Hirondina Joshua: Jugos do rosto

Jugos do Rosto

                                                      Ao Camarada Poeta Luís Carlos Patraquim

                  Ruminando: The Poet Acts do pianista americano Philip Glass

A magia da mão antes do rosto.

O poeta que falou do poema como se fosse um animal não esperou pelos que julgam a lei das sílabas declararem.

Porque um outro poeta disse: ‒ Temos os instrumentos! Então abriu a boca e o mistério o consumiu. Há quem diga que o mistério não pode viver dentro porque é de fora. As coisas de fora vibram intensamente. Por isso a mão implora antes de devorar. Por isso, os lados correm sem parar.

Queria olhar a palavra “perfeição” e o tempo apareceu. A amargura de ter de escrever sem os vidros que vieram antes de eu nascer. O caco-vaso que desintegra os párias.

‒ Oh não! Faça-me valorosa para que consiga o verbo! (Gritava eu desesperadamente num outro lugar). Faça-me valorosa para poder entrar nas escadas escaladas para os que nunca pediram.  

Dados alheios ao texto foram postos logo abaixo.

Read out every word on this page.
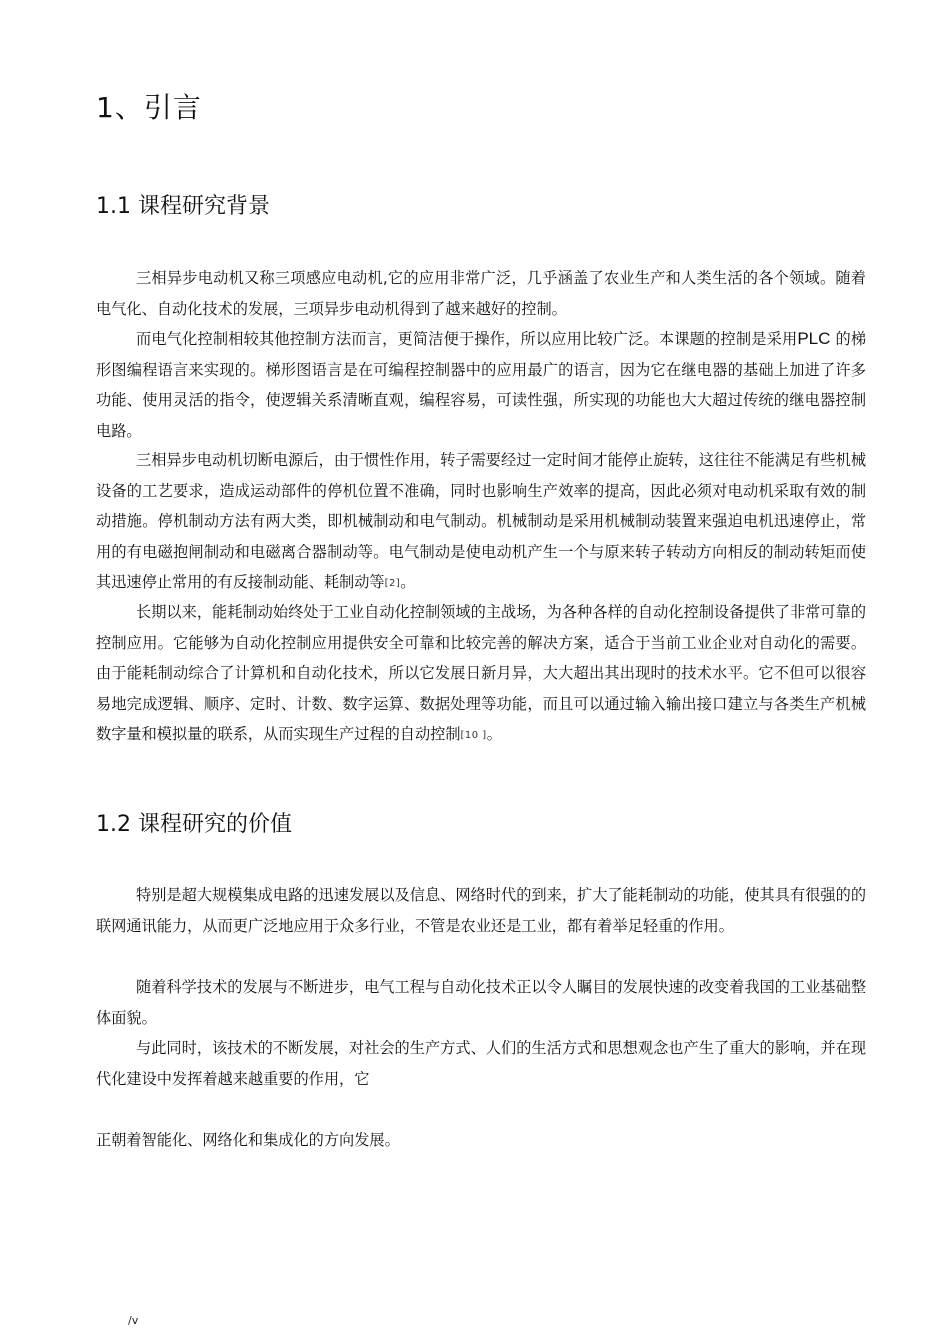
1、引言
1.1 课程研究背景

三相异步电动机又称三项感应电动机,它的应用非常广泛，几乎涵盖了农业生产和人类生活的各个领域。随着电气化、自动化技术的发展，三项异步电动机得到了越来越好的控制。

而电气化控制相较其他控制方法而言，更简洁便于操作，所以应用比较广泛。本课题的控制是采用PLC 的梯形图编程语言来实现的。梯形图语言是在可编程控制器中的应用最广的语言，因为它在继电器的基础上加进了许多功能、使用灵活的指令，使逻辑关系清晰直观，编程容易，可读性强，所实现的功能也大大超过传统的继电器控制电路。

三相异步电动机切断电源后，由于惯性作用，转子需要经过一定时间才能停止旋转，这往往不能满足有些机械设备的工艺要求，造成运动部件的停机位置不准确，同时也影响生产效率的提高，因此必须对电动机采取有效的制动措施。停机制动方法有两大类，即机械制动和电气制动。机械制动是采用机械制动装置来强迫电机迅速停止，常用的有电磁抱闸制动和电磁离合器制动等。电气制动是使电动机产生一个与原来转子转动方向相反的制动转矩而使其迅速停止常用的有反接制动能、耗制动等[2]。

长期以来，能耗制动始终处于工业自动化控制领域的主战场，为各种各样的自动化控制设备提供了非常可靠的控制应用。它能够为自动化控制应用提供安全可靠和比较完善的解决方案，适合于当前工业企业对自动化的需要。由于能耗制动综合了计算机和自动化技术，所以它发展日新月异，大大超出其出现时的技术水平。它不但可以很容易地完成逻辑、顺序、定时、计数、数字运算、数据处理等功能，而且可以通过输入输出接口建立与各类生产机械数字量和模拟量的联系，从而实现生产过程的自动控制[10 ]。

1.2 课程研究的价值

特别是超大规模集成电路的迅速发展以及信息、网络时代的到来，扩大了能耗制动的功能，使其具有很强的的联网通讯能力，从而更广泛地应用于众多行业，不管是农业还是工业，都有着举足轻重的作用。

随着科学技术的发展与不断进步，电气工程与自动化技术正以令人瞩目的发展快速的改变着我国的工业基础整体面貌。

与此同时，该技术的不断发展，对社会的生产方式、人们的生活方式和思想观念也产生了重大的影响，并在现代化建设中发挥着越来越重要的作用，它

正朝着智能化、网络化和集成化的方向发展。

/v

Aqueles que perderam a voz quando saídos do ventre. Por milagre aconteceu-lhes a mão.

Como a mão pintou o rosto?

Era uma criança tímida, parecida com outras crianças do bairro. Mas como era uma criança de perto não tinha que ser tímida. Porque alguém soprou sobre o ouvido a dar instruções de como habitar perto dos pais e das mães e dos irmãos e das irmãs mas, e depois esqueceu-se de dizer como se habita no próprio corpo, e foi.

Foi para que o poema surgisse de repente. Não. De repente, minto. É um mito.

O poema não pode surgir de repente.

Ele veio com a criança. Mas veio antes da criança.

E pintou todo o bairro quando a criança nasceu.

A mão depois do rosto.

                     Transmutação

O pior do escuro não é a morte, são os olhos,

Que escurecem como se fossem candelabros cheios de água.

Outro dia, as fotografias não cabiam.

A luz da câmara não cabia no corpo.

Era porque as luzes não podiam por lei se encontrar.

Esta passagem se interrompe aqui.